He’s not even president yet, but Donald Trump seems to have found the key to motivating American CEOs collectively and individually to the kind of action he wants from them: Speak loudly and carry a huge Twitter following.
The latest case in point was the decision announced this week by Ford CEO Mark Fields to reverse the company’s plans to build a new plant in Mexico to build small cars that are currently being built in the United States.
Seeming to acquiesce to one of Trump’s biggest complaints on the campaign trail, Ford won’t add capacity south of the border to build Focus and other small-car models. Instead, it will make them at an existing plant in Mexico. Meanwhile, Fields announced a beefing up of jobs in Michigan as the company ramps up production of new electric vehicles and heads toward self-driving models.
Some complain that Trump is constructing an ad hoc industrial policy 140 characters at a time even before he gets to the White House. They observe that he picks selectively on certain companies. Ford, Carrier, Boeing and Lockheed Martin’s CEOs all have been subject to Trump’s pointed post-election criticism. In any event, their spotlight serves as a warning to other CEOs.
But there has been another effect of Trump’s frenetic activity during the transition: Collectively, CEOs are looking right past the Obama administration to a near future in which they believe that growth will take hold and the economy will gain over its sluggishness of the last eight years.
“This is a vote of confidence in President-Elect Trump and some of the policies he may be pursuing,” Fields told reporters about his Mexico decision. “We see a more positive U.S. business environment under Trump.”
At the same time, Fields also insisted that Ford would have made the same decision about the new plant in Mexico regardless of who the president would be. Small-car sales have been fading for some time, he said, making it perhaps wiser for Ford to forego construction of an entire new plant—anywhere—to make them.
Beyond winning such individual showdowns with CEOs in his crosshairs, Trump also has been managing to build a collective confidence in American CEOs that appears ready to hatch in one of the most important ways: an uptick in business investment and spending, even despite rising interest rates.

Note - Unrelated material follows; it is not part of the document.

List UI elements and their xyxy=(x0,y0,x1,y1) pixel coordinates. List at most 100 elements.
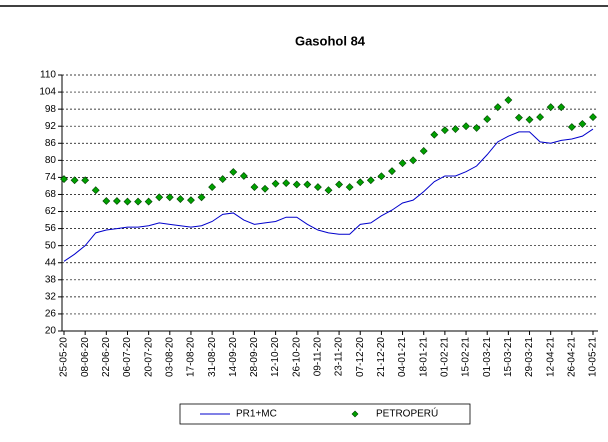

“We could be in store for a significant [capital-expenditure] boom” as CEOs gain confidence that the Trump administration and Republican congressional majorities will bring regulatory rollbacks, corporate tax breaks and increased infrastructure spending, Charles Mulford, an accounting professor at Georgia Institute of Technology, said.
One way or another, President Trump is likely to continue to focus on the actions, interests and concerns of CEOs. Business leaders seem to be ready.